Roma Diamond – Vocals,
Zavalny A. – Guitar, Bass, Keyboards
Uryavin A. – Keyboards(live)

Album Tracklisting

1.The Born Son Of The Devil
2.The Kingdom Of The Pain
3.The March Of The Northern Kings
4.Blind Faith In Nothing
5.The Light Of Dark Father
7.The Circus Of The Dark Illusion
8.Sacred Temple Of Blood
9.The Great Serpentine Saint
10.The Resurrected On The Devil’s Hands


Russian outfit ‘Grimorium Verum’ (not to be confused with the Ecuadorian outfit of same name) has been around since 1996 (with a bit of a rest in between) and in ‘Revenant’ we have their fourth album. Named after the fraudulent magical text (as opposed to those real ones, obvs) ‘The Grimoire of Truth’ from the 18th Century, they certainly seem to have an affinity towards the esoteric. I have to confess to not having heard them before, but given their 485 Facebook likes, I’m willing to wager that plenty of other people haven’t either. Hopefully that will change.

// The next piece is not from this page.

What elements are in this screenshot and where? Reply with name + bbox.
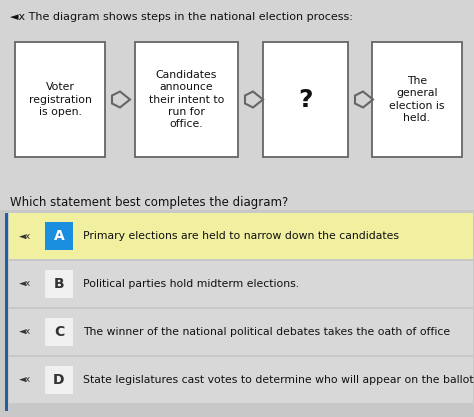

Whilst they don’t list them amongst their influences, there is for me an undeniable influence of earlier COF here. For instance, they use a drum machine, and use it very well, but it’s incredibly reminiscent of Nicholas Barker, which is no bad thing at all.

‘Born Son of the Devil’ kicks off with a classic early COF style keyboard intro before the genre-typical metal and double-peddling (can you say that of a drum machine?) kicks in. ‘Blind Faith in Nothing’ is a track worthy of note, with some really interesting rhythmic and dynamic changes. In fact, it’s easier to mention the bits of the album that don’t work. For example, the singing sections on tracks like ‘The Good Serpentine Saint’. However, if this is the only criticism then I think that speaks volumes.

I really do like this album, not least because it reminds me of the fun bits of being a teenager, like when I bought ‘V Empire…’ with my paper-round money. There’s nothing here that anyone won’t have heard before, but it is a welcome release. It’s clever, theatrical without being histrionic, and a thoroughly enjoyable listen.